EURUSD dropped deep below 1.1 but still a good distance away from major support level. The following is based on the Elliott wave theory.
September 17, 2019 | AtoZ Markets – This week has continued bearish for EURUSD currency pair. It dropped deep below 1.1 on Monday albeit slightly, before returning slightly above it. The road for the Euro-dollar is not yet clear as the bears still look for opportunities to drag the pair to lower prices. Meanwhile, the 1.092 remains intact and unless breached downside, the bulls could hope to mount a big challenge when there is an opportunity.
The geopolitical tension on the Eurozone has increased after last week ECB policy decisions. The ECB decided to devalue the Euro by quantitative easing while also cutting the deposit facility rate. This move unsettled Washington and President Trump responded with some tough tweets to show his discontentments. The markets now see a US-EU tariffs threat looming in the midst of the ongoing US-China tariffs war. Can the US afford two economic foes as strong as China and the EU? That remains to be seen. This uncertainty has probably kept EURUSD from advancing further.

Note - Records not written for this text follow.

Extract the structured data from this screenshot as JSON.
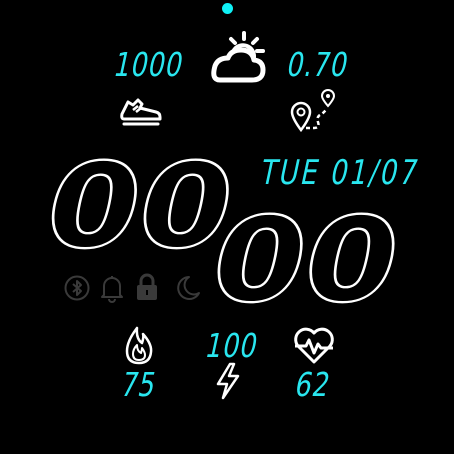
{
  "colors": {
    "accent": "#29e6ef",
    "primary": "#ffffff",
    "muted": "#3a3a3a",
    "background": "#000000"
  },
  "top_indicator": {
    "icon": "page-dot"
  },
  "steps": {
    "value": "1000",
    "icon": "shoe-icon"
  },
  "weather": {
    "icon": "partly-cloudy-icon"
  },
  "distance": {
    "value": "0.70",
    "icon": "route-location-icon"
  },
  "date": {
    "text": "TUE 01/07"
  },
  "time": {
    "hour": "00",
    "minute": "00"
  },
  "status_icons": [
    "bluetooth-icon",
    "bell-icon",
    "lock-icon",
    "moon-icon"
  ],
  "calories": {
    "value": "75",
    "icon": "flame-icon"
  },
  "battery": {
    "value": "100",
    "icon": "lightning-icon"
  },
  "heart_rate": {
    "value": "62",
    "icon": "heart-pulse-icon"
  }
}
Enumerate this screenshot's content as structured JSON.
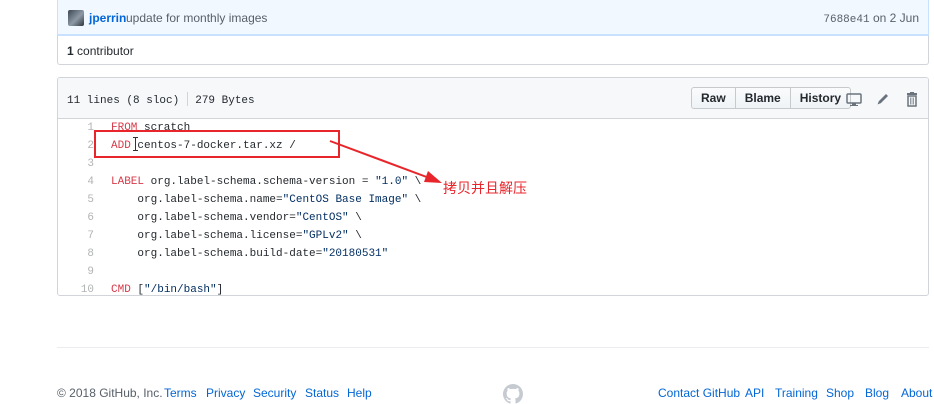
{
  "commit": {
    "author": "jperrin",
    "message": "update for monthly images",
    "sha": "7688e41",
    "date_prefix": "on",
    "date": "2 Jun"
  },
  "contributors": {
    "count": "1",
    "label": "contributor"
  },
  "file": {
    "lines": "11 lines (8 sloc)",
    "size": "279 Bytes",
    "buttons": {
      "raw": "Raw",
      "blame": "Blame",
      "history": "History"
    },
    "icons": [
      "desktop-icon",
      "pencil-icon",
      "trashcan-icon"
    ],
    "code": [
      {
        "n": "1",
        "kw": "FROM",
        "rest": " scratch"
      },
      {
        "n": "2",
        "kw": "ADD",
        "rest": " centos-7-docker.tar.xz /"
      },
      {
        "n": "3",
        "kw": "",
        "rest": ""
      },
      {
        "n": "4",
        "kw": "LABEL",
        "rest": " org.label-schema.schema-version = ",
        "str": "\"1.0\"",
        "tail": " \\"
      },
      {
        "n": "5",
        "kw": "",
        "rest": "    org.label-schema.name=",
        "str": "\"CentOS Base Image\"",
        "tail": " \\"
      },
      {
        "n": "6",
        "kw": "",
        "rest": "    org.label-schema.vendor=",
        "str": "\"CentOS\"",
        "tail": " \\"
      },
      {
        "n": "7",
        "kw": "",
        "rest": "    org.label-schema.license=",
        "str": "\"GPLv2\"",
        "tail": " \\"
      },
      {
        "n": "8",
        "kw": "",
        "rest": "    org.label-schema.build-date=",
        "str": "\"20180531\"",
        "tail": ""
      },
      {
        "n": "9",
        "kw": "",
        "rest": ""
      },
      {
        "n": "10",
        "kw": "CMD",
        "rest": " [",
        "str": "\"/bin/bash\"",
        "tail": "]"
      }
    ]
  },
  "annotation": {
    "text": "拷贝并且解压",
    "color": "#e8252b"
  },
  "footer": {
    "copyright": "© 2018 GitHub, Inc.",
    "left_links": [
      "Terms",
      "Privacy",
      "Security",
      "Status",
      "Help"
    ],
    "right_links": [
      "Contact GitHub",
      "API",
      "Training",
      "Shop",
      "Blog",
      "About"
    ]
  },
  "colors": {
    "link": "#0366d6",
    "keyword": "#d73a49",
    "string": "#032f62",
    "annotation": "#e8252b"
  }
}
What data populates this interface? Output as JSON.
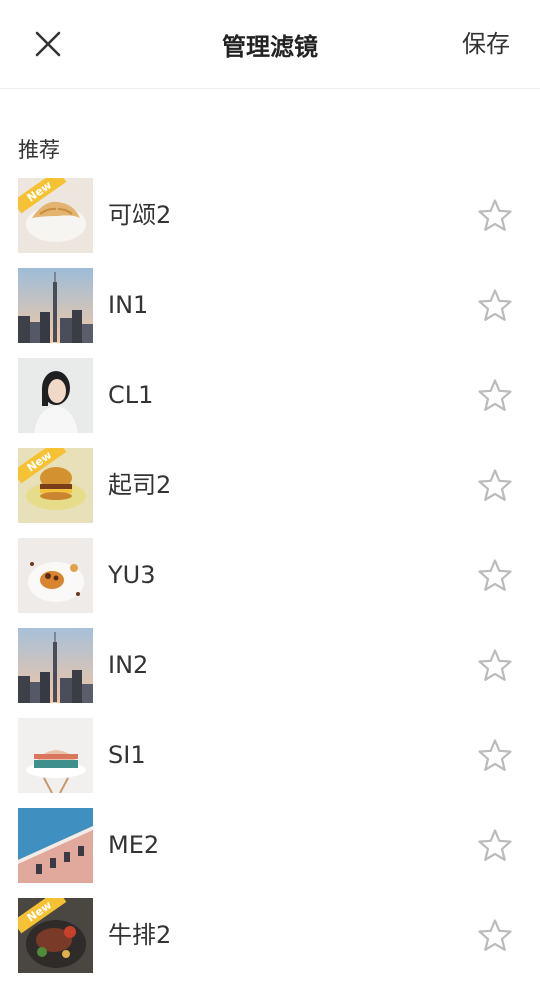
{
  "header": {
    "title": "管理滤镜",
    "save_label": "保存"
  },
  "section": {
    "label": "推荐"
  },
  "filters": [
    {
      "name": "可颂2",
      "new": true,
      "thumb": "croissant"
    },
    {
      "name": "IN1",
      "new": false,
      "thumb": "city"
    },
    {
      "name": "CL1",
      "new": false,
      "thumb": "portrait"
    },
    {
      "name": "起司2",
      "new": true,
      "thumb": "burger"
    },
    {
      "name": "YU3",
      "new": false,
      "thumb": "dessert"
    },
    {
      "name": "IN2",
      "new": false,
      "thumb": "city"
    },
    {
      "name": "SI1",
      "new": false,
      "thumb": "cake"
    },
    {
      "name": "ME2",
      "new": false,
      "thumb": "building"
    },
    {
      "name": "牛排2",
      "new": true,
      "thumb": "steak"
    }
  ],
  "badge_text": "New",
  "colors": {
    "badge": "#f6c233",
    "star_outline": "#bbbbbb",
    "text": "#333333"
  }
}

The market will look for more clues from the FOMC tomorrow. Washington has called for its own version of the rate cut and that is what the market expects. Will the Fed surprise us? EURUSD is expected to be moderately traded until after the FOMC on Wednesday as traders and investors remain cautious.
EURUSD analysis: important price levels
The major price levels have not changed from what we had at the beginning of the week.
Resistance Levels: 1.1111, 1.1165, 1.1250 and 1.141 are the next important price levels above the current price.
Support Levels: 1.092. This remains the ‘make or break’ level for the bulls.
EURUSD Elliott wave analysis
From the long term perspective, EURUSD completed the bearish impulse wave that started in January 2018. The pattern ended with an ending diagonal at 1.092. A 3-wave bullish correction toward 1.18-1.21 is expected. However, the attempts to make a massive breakout has somewhat been truncated by the negativities surrounding the Euro-zone economy. In the last update, we looked at the current recovery from 1.092 and how the bullish correction could emerge with the chart below.
The wave 2 (circled) dip went deeper to the 61.8% Fibonacci retracement level below 1.1. However, this forecast is still valid as the new chart below shows.
Traders should be cautious of this currency pair until after the FOMC. If the price breaks above 1.1109, there should be no much barrier on its way to 1.14. If it stays within 1.11 and 1.092 for a much longer time, a bearish break below 1.092 will be more favoured.